The American military in Mosul were saying last night that the four Iraqi bodies were "pretty shot up" ­ in other words, they had been shot so many times in the face that they had been disfigured ­ and so another question remains: will Iraqis believe that the corpses really are those of those of Saddam's sons?

And will this bring the guerrilla war to an end?

Even though Uday and Qusay are dead, Saddam is clearly still alive. Though Uday was a cruel man and a psychopath, the sons were appendages to the king, mere assistants in the monster's cave. Saddam lives. And his voice is still heard on tape throughout Iraq. It is of his fate that Iraqis are waiting to hear.

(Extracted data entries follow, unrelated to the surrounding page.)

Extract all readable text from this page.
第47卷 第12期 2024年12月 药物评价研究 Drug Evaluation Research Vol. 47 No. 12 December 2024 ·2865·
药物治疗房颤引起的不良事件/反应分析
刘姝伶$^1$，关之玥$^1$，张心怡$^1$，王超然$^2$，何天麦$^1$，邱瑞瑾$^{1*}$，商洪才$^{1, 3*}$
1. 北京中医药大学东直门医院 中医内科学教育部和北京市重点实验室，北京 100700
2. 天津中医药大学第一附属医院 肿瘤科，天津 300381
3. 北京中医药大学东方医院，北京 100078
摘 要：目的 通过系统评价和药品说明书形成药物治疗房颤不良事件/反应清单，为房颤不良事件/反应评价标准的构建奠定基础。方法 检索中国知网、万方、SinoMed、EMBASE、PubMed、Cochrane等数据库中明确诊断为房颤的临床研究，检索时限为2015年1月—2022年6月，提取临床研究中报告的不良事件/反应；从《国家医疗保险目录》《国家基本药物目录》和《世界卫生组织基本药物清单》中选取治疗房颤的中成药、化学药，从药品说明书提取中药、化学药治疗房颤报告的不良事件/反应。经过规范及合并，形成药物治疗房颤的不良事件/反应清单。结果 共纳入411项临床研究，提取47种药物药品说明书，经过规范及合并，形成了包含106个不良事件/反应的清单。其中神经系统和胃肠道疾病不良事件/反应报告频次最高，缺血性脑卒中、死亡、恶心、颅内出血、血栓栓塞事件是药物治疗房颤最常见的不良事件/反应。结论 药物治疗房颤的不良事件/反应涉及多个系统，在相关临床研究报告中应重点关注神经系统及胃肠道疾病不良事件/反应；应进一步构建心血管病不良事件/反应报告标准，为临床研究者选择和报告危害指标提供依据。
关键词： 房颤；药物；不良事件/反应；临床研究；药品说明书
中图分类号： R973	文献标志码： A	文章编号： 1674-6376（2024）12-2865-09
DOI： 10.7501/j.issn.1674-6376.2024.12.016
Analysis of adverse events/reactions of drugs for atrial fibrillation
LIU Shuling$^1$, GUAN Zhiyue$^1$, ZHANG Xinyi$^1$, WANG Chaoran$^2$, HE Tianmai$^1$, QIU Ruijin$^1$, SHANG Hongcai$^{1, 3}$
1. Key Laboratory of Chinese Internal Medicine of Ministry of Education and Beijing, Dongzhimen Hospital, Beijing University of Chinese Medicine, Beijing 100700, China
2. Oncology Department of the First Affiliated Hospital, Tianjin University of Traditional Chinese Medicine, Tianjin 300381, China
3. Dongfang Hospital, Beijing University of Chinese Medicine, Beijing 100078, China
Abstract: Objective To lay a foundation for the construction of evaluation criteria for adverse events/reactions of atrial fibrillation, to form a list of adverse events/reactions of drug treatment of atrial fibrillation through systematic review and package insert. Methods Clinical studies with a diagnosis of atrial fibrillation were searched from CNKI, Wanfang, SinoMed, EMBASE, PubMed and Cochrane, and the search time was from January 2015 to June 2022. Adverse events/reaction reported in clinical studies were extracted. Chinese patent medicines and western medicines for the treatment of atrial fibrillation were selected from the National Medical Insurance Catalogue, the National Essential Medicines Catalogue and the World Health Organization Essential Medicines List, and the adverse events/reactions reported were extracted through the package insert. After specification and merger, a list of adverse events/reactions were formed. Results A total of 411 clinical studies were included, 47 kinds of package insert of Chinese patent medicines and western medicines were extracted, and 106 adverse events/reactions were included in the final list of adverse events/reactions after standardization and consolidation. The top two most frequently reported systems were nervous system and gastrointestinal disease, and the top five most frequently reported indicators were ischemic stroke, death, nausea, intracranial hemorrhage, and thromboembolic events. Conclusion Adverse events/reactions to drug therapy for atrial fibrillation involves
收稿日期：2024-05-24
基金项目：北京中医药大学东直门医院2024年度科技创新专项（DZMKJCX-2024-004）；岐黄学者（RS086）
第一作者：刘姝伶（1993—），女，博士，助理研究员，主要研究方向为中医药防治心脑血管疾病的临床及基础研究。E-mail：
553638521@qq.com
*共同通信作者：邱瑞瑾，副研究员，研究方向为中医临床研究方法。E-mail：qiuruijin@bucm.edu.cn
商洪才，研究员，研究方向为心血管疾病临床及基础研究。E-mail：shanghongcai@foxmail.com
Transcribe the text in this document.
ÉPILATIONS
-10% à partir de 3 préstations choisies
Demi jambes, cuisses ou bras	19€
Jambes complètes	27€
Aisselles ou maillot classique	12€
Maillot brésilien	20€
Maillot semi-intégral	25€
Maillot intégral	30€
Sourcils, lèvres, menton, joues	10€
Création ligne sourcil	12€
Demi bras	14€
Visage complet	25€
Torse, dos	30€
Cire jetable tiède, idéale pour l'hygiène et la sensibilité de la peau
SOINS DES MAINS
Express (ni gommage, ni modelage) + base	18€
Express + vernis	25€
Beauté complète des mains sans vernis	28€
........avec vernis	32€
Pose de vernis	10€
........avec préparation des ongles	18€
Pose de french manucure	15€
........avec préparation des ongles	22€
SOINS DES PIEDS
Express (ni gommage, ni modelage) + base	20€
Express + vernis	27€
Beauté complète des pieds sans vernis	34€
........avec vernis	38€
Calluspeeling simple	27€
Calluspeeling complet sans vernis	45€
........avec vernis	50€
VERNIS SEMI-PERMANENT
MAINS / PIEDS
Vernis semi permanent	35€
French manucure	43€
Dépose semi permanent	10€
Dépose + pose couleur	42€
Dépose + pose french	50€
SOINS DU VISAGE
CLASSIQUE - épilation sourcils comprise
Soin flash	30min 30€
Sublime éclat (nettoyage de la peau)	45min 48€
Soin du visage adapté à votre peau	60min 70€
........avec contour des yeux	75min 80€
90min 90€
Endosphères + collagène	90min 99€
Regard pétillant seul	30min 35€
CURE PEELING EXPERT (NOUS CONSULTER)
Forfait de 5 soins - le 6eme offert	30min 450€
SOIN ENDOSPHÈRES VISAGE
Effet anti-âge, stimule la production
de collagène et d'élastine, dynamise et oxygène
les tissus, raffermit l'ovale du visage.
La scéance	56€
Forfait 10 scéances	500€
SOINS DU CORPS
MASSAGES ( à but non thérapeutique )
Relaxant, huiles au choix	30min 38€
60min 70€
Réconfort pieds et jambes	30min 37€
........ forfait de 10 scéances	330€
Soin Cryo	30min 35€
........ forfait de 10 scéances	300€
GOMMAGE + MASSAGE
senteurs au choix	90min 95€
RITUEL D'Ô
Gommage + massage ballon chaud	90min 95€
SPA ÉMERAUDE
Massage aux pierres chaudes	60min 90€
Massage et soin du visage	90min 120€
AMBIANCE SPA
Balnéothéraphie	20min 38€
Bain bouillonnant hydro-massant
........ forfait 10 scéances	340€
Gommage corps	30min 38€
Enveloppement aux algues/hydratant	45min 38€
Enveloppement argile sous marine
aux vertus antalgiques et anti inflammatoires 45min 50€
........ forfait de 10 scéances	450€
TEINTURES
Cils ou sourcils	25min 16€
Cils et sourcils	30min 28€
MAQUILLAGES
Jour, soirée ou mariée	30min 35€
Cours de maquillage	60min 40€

Secondly, and far more importantly, there is a fundamental misunderstanding between the American occupation authorities in Iraq and the people whose country they are occupying.

The United States believes that the entire resistance to America's proconsulship of Iraq is composed of "remnants" of Saddam's followers, "dead-enders", "bitter-enders" ­ they have other phrases to describe them.

Their theory is that once the Hussein family is decapitated, the resistance will end.

But the guerrillas who are killing US troops every day are also being attacked by a growing Islamist Sunni movement that never had any love for Saddam. Much more importantly, many Iraqis were reluctant to support the resistance for fear that an end to American occupation would mean the return of the ghastly old dictator.

If he joins his sons in that special nirvana that the Baath keeps for its children ­ a place of marble palaces and torture chambers, I suspect ­ the chances are that the opposition to the American-led occupation will grow rather than diminish, on the basis that, with Saddam gone, Iraqis will have nothing to lose by fighting the American forces.